Following the unsatisfactory experience with the apodizing filter I decided to try to create my own filter that would have the advantages of the apodizing filter without the disadvantages. The first step was to analyze the old linear and new apodizing filters.
I started out looking for software that can analyze filters, but did not find anything besides the software that Ayre also uses (QEDesign2000). That seems to be able to load filter coefficients, but the file format is not documented (there are no docs at all) and the company did not respond to my question about it. So I decided to write something myself that can both analyze and generate filters.
Let’s first take a look at the impulse response of the filters, as John Atkinson also did in his review of the 808.2.
|Linear Impulse Response||Apodizing Impulse Response|
The difference is pretty clear: the new filter does not have a pre-echo, but has a much bigger post-echo. This is supposed to be one of the main advantages. Pre-echos are not natural (there is nothing that ‘announces’ a sound), post-echos are natural (reverberation). The bigger post-echo should be no problem because the cycles are lower than the impulse and the masking effect of the ear will hide them.
Now let’s take a look at the amplitude and phase response of the filters:
(Amplitude scale from -144dB to +144dB. Phase scale is normalized per frequency from -0.5 to +0.5 cycle)
Meridian is using the term ‘apodizing’ to indicate the removal of the pre-echo (which resides at the nyquist frequency of 22.05kHz) and side-effects caused by brick-wall filters from the original recording. Apodizing itself means a gradual falloff, and is the way the above is accomplished: we see that the amplitude gradually decreases to -100dB from 20kHz to 22kHz. But now comes the interesting part: also the old linear filters has this apodizing falloff! Apodizing is thus not the discriminating feature of the new filter!
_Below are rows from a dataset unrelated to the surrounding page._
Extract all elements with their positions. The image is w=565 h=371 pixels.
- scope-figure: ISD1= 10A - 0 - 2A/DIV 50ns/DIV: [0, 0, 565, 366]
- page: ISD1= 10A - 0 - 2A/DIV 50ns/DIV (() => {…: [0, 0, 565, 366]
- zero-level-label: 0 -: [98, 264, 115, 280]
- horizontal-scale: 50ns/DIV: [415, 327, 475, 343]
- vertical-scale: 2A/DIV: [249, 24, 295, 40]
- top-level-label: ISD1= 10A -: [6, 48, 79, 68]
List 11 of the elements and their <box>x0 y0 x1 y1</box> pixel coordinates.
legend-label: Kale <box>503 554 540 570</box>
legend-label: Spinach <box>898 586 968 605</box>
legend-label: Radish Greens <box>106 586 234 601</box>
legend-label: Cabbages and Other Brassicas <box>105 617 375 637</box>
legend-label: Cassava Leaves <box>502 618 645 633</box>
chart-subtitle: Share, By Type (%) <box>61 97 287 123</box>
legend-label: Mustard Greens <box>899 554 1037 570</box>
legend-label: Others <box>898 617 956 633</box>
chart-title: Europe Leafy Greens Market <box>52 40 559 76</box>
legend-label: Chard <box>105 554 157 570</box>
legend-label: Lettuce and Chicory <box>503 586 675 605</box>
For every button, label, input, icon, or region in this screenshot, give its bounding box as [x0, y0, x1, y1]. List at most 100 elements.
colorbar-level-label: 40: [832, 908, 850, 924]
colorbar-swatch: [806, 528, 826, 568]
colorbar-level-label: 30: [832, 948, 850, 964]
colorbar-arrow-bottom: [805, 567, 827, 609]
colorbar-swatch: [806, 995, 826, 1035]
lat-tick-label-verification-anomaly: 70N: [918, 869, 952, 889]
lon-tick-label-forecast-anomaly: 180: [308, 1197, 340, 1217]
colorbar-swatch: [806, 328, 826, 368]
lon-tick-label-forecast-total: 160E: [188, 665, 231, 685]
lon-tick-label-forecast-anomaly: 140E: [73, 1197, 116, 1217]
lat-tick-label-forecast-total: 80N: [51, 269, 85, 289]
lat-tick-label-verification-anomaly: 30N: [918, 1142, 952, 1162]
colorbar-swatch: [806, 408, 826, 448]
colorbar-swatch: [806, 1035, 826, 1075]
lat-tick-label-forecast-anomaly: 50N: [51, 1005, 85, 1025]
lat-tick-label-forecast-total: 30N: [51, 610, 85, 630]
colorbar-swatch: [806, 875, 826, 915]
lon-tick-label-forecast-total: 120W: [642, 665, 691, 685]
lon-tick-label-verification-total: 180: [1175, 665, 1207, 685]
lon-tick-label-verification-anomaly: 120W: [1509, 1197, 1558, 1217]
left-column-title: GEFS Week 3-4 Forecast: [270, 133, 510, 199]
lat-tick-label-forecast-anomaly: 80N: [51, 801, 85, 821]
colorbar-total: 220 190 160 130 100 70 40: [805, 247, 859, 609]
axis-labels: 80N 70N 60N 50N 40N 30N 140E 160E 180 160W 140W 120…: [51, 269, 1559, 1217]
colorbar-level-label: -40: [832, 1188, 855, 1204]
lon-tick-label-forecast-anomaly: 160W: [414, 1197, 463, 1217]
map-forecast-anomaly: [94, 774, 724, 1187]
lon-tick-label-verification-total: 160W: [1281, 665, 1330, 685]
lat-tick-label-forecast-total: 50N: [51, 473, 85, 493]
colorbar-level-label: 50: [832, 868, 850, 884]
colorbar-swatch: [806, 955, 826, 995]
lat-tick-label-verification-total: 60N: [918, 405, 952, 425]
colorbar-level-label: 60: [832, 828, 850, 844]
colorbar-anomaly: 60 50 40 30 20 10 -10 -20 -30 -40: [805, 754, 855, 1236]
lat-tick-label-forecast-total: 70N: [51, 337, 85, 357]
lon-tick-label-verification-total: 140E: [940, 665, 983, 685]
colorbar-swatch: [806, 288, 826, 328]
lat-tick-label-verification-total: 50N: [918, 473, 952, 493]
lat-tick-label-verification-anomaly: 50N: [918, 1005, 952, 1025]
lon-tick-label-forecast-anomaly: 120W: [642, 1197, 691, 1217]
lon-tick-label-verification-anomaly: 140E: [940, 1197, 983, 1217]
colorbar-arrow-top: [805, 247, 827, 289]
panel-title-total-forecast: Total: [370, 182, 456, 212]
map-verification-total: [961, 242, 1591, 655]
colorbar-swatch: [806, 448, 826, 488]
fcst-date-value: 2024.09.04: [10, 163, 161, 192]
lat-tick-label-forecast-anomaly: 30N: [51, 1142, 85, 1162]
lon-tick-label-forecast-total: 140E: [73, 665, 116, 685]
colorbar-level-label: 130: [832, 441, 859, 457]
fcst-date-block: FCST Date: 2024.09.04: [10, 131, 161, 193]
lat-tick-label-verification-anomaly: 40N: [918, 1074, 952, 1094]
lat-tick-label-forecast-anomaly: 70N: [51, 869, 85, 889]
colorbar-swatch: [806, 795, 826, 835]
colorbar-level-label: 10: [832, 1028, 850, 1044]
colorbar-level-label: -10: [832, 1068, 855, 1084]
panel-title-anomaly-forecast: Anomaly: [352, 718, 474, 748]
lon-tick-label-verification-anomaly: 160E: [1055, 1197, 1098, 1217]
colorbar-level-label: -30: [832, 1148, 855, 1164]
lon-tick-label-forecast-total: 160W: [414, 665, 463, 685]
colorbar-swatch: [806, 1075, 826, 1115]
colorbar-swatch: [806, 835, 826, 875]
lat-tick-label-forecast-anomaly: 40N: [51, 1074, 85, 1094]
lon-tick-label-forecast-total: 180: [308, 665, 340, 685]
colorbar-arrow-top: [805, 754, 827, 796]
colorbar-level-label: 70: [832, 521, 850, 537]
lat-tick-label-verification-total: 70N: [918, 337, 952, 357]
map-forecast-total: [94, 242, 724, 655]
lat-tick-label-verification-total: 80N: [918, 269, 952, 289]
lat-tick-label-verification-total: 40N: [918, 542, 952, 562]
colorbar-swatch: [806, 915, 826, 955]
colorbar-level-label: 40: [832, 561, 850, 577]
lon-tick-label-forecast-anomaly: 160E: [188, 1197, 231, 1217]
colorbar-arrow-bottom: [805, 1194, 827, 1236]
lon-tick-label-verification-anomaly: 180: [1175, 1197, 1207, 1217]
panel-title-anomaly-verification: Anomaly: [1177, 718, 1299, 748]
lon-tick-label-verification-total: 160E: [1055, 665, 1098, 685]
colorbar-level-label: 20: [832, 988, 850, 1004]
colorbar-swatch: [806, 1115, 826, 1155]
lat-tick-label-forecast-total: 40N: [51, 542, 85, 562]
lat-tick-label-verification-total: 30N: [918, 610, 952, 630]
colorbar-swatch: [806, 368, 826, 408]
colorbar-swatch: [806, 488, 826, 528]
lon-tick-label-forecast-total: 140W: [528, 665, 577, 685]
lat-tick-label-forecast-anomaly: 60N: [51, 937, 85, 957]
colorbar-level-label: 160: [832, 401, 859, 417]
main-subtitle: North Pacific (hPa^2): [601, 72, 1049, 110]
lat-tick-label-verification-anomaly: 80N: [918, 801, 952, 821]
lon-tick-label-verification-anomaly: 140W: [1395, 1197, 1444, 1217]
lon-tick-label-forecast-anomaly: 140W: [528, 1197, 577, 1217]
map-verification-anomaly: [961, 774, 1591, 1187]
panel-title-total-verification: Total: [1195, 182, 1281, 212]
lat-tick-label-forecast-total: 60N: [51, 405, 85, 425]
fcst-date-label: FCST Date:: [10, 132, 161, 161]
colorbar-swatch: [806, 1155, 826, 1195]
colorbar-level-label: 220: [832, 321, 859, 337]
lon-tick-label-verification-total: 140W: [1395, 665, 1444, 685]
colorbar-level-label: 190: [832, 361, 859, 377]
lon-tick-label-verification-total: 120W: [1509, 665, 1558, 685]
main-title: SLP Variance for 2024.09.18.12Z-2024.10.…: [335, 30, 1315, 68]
The difference between the old and new filters is clearly not in the amplitude response, but in the phase behavior: the old filter is linear to 22kHz, but the new filter has a gradually increasing phase shift that increases with the frequency. This is caused by the minimal phase behavior of the filter. Although the resolution of the picture is not high enough to see, the phase shift starts already from the lowest frequency and increases more as the frequency goes up (logarithmic).
So the absence of the pre-echo comes at the cost of an increasing phase shift across the entire frequency range. People may argue that the shift is only small, and this may be good enough for normal audio applications, but for high-end it seems a serious issue. For one the human brain uses phase information of frequencies up to 3kHz for spacial localization. The inner ear itself has an amplification around 3kHz, which makes the ear most sensitive in the 2 to 5 kHz range (for human speech). And the most important one, instruments and voices are not just limited to a single frequency, they operate on a range. For instance drums even operate on the entire range from low to high. Every frequency component of the sound will get a different shift in time with this filter, it is like smearing the sound over the frequency range, with lows first and highs last. This might also explain why the lows are more pronounced.
On the HitchHikers forum it is mentioned countless times that there is (must be?) a special sauce in the Meridian filter. However, from this analysis there is no indication that this is the case. The old linear filter is just an equiripple lowpass filter, and the new apodizing filter is a minimal phase version of this linear filter. With a bit of Googling you can find a mathlab script to convert a linear filter into a minimal phase filter.